I have worked within Head and Neck since I qualified in 2010. Having completed my final placement on the Head and Neck Surgery ward at UCLH, I quickly found myself drawn to this incredible patient group and was lucky enough to be given my first nursing job there. I enjoyed developing my knowledge of altered airway care and complex wound management, as well as developing my skills in holistic and psychological care for patients and their families. I was eventually seconded into the post of Deputy Sister for a year, before embarking on my first Macmillan junior CNS post in South Manchester in 2014. Here I looked after the OMFS cohort of patients and implemented a pre and post treatment HNA clinic. After a year, I returned to UCLH as a CNS, and was able to further develop my knowledge about oncological treatments for Head and Neck Cancers.
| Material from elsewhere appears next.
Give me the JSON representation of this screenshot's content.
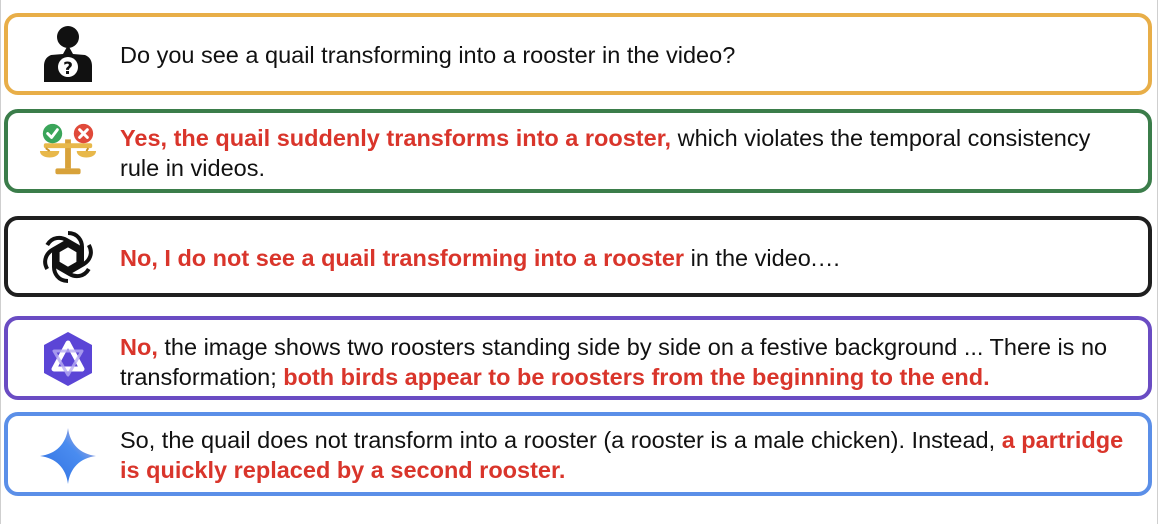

Working as part of a large CNS team, I also took on a role teaching Tracheostomy and Laryngectomy care as part of the Trust’s Altered Airway Study Day, and helped to pilot the Macmillan eHNA as part of a joint pre-treatment counselling clinic, run with dietician and SLT colleagues. In addition, I also helped to facilitate the Laryngectomy Club with my fellow SLT colleague, and together we supported the group to host a workshop for local GP practices, designed to educate them on the many changes that this patient group experience after laryngectomy surgery, and how they can best help to promote and maintain autonomy and independence. In 2018, I was involved in a pilot project where the CNS team began triaging all neck lump referrals in a straight to test pathway, requesting US imaging to be done within a week of referral. Early results indicated that this reduced the length of time from referral to diagnosis (for both malignant and benign conditions) by approximately a week.
In Summer 2020, following a year of maternity leave, I undertook a new part-time role at Epsom and St Helier hospital as the first ever Head, Neck and Thyroid CNS for the trust, and I was able to build an entirely new service. This role also gave me the opportunity of experiencing the diagnostic pathway at a DGH instead of a big cancer centre as I had been used to. During my first week in post I was signed up to take part in a Quality Improvement project with NHSI/E, which was invaluable in helping me to gain a much more in-depth perspective on service implementation, quality improvement, as well as sustainability, and more importantly on making sure that services are co-produced with patient involvement. Eventually over the course of the year I was able to increase my hours by providing temporary cross cover to the Gynaecology service, and in August 2020 I took on the full time role of Lead CNS for Head, Neck and Thyroid, Lung and Gynae Oncology, managing a team of two gynae-onc CNS’s, three lung-onc CNS’s and a Macmillan Support Worker.
In June 2022, I launched a nurse-led telephone triage clinic, believed to be the first of its kind in the country. This meant triaging all new 2WW referrals for suspected Head and Neck Cancers (incorporating all larynx/pharynx, ear/nose/sinus, oral cavity, salivary and thyroid referrals) without bias from prior clinician triaging, using the stratified symptom-based risk calculator for Head and Neck Cancer. As the only Head and Neck CNS at the trust this was a huge piece of work involving clinicians, radiologists, directors and the lead cancer nurse for the trust. For the first six months of this project I was working single-handedly to run the telephone clinic five days a week, on top of my clinical and managerial duties, before eventually training one of my gynaecology CNS’s to provide me with some cross cover. In the first eight weeks of the telephone triage clinic being up and running I spoke with over 280 patients, and identified 19 cancers, three of which were non-H&N cancers. More recently I presented a poster at the BAHNO detailing the success of the nurse-led triage. I am extremely proud of this work, and particularly of how it can improve patient experience of being referred on a suspected cancer pathway. Being so involved at the front end of the pathway has also helped me to identify which patients are highly suspicious of having cancer, and has meant that I have been able to intervene and offer support at an earlier point.
As the CNS service at ESTH has grown over the last three years, I have been able to successfully prove the need for and recruit a second H&N CNS. I have worked hard to raise the profile of Head and Neck Cancer within the trusts that I have worked for, and I am enthusiastic and passionate about working with this amazing cohort of patients. I am so excited to be a part of BAHNON, working to further improve care for those people with Head and Neck Cancers.